Lyophilized product characteristics 

• Chemically stable  
• Intact cake  
• Sufficiently dry  
• Free of particulates  
• Uniform appearance  
• Reasonable reconstitution time 

 

Advantages 

• Removal of water at low temperature.   
• Thermolabile materials can be dried.   
• Good for oxygen or air-sensitive drugs.  
• Rapid reconstitution time.  
• Constituents of dried material remain homogeneously dispersed. 

 

Disadvantages 

• Many biological molecules are damaged by the stress associated with freezing, freeze-drying, or both.   
• Volatile compounds may be removed by high vacuum.  
• Cost may be an issue, depending on the product.
• Long a time process.

 

Conclusion 

This process is applicable to manufacture pharmaceutical products that are heat sensitive or unstable in an aqueous solution but are stable for a long period in a dry state. Lyophilization is a common method for the manufacturing parenteral when aqueous solution stability is an issue but cost-intensive.

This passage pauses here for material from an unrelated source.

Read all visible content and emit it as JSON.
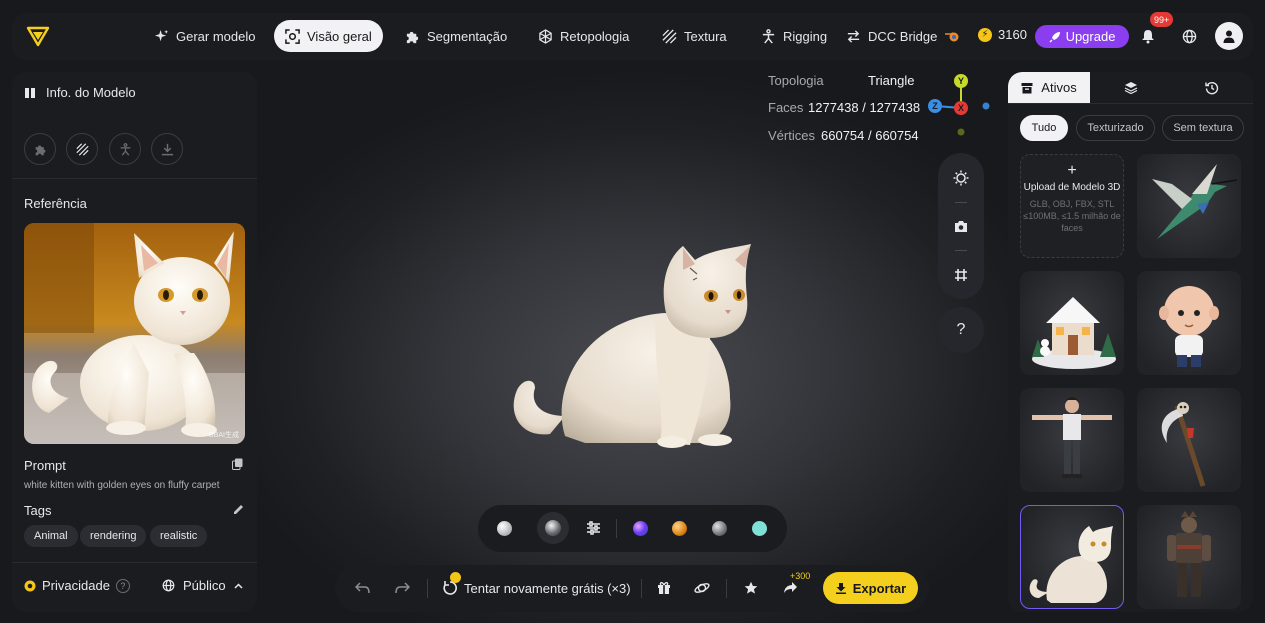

Certain drugs such as Penicillin, cephalosporin, erythromycin, chloramphenicol, etc. which are unstable in solution form are lyophilized when formulated as parenteral. Lyophilization generally increases the shelf-life of the pharmaceutical drug. Hence, one of the key objectives during freeze-drying process development is to minimize the drying time. 

 

Reference 

Pandhare, S., Harwalkar, M., Mahale, N., & Chaudhari, S., (2019). Lyophilization process of Pharmaceuticals, World Journal of Pharmaceutical Research, 1991-2000.